CLSA in FierceMedicalDevices: Medical device tax repeal included in proposed $1.1T spending bill
December 16, 2015 | By Varun Saxena, FierceMedicalDevices
A two-year suspension of the 2.3% medical device excise tax is included in a $1.1 trillion spending bill that is expected to receive a vote in the House this week, to the delight of industry and med tech associations.
Passage would mark victory in a long and hard battle on the part of the device industry to repeal the tax that funds the Affordable Care Act.
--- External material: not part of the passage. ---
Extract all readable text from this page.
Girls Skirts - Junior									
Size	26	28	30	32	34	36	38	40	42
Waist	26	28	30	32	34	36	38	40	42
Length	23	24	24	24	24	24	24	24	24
The tax went into effect in 2013. It does not apply to devices bought by consumers, such as contact lenses.
AdvaMed and fellow med tech associations the Medical Imaging & Technology Alliance (MITA) and the Medical Device Manufacturers Association (MDMA) released a joint statement applauding Congress for including the suspension of the tax in the comprehensive spending bill.
“MITA is encouraged by the inclusion of the two-year suspension of the medical device tax in the tax extenders package, which comes at a crucial time for the medical technology industry,” said MITA Board Chairman Nelson Mendes, who is the CEO of Ziehm Imaging, in a statement. “The tax has been a drain on the economy and has halted investment in research and development for advanced imaging and other life-saving technologies. We appreciate the bipartisan efforts of Congress in taking this step to protect U.S. jobs and innovation, and we urge them to support the legislation.”
The California Life Science Association also chimed in, saying in a statement “Since its inception nearly 5 years ago, there has been increasing bipartisan support to scrap the medical device tax. While a two-year delay is welcomed news, CLSA and our device members will continue to advocate for full repeal of the tax, which is expected to cost firms nearly $25 billion and continues having an adverse impact on R&D investment and job creation, jeopardizing the U.S. position as a global leader in medical device innovation. California is home to over 1,500 medical technology companies, more than any other state in the nation, employing over 75,000 people with wages averaging $91,000 a year, making the impact of the tax on our state particularly troublesome.”
Also included in the gigantic spending bill is a repeal of the so-called Cadillac Tax on high-cost health insurance plans.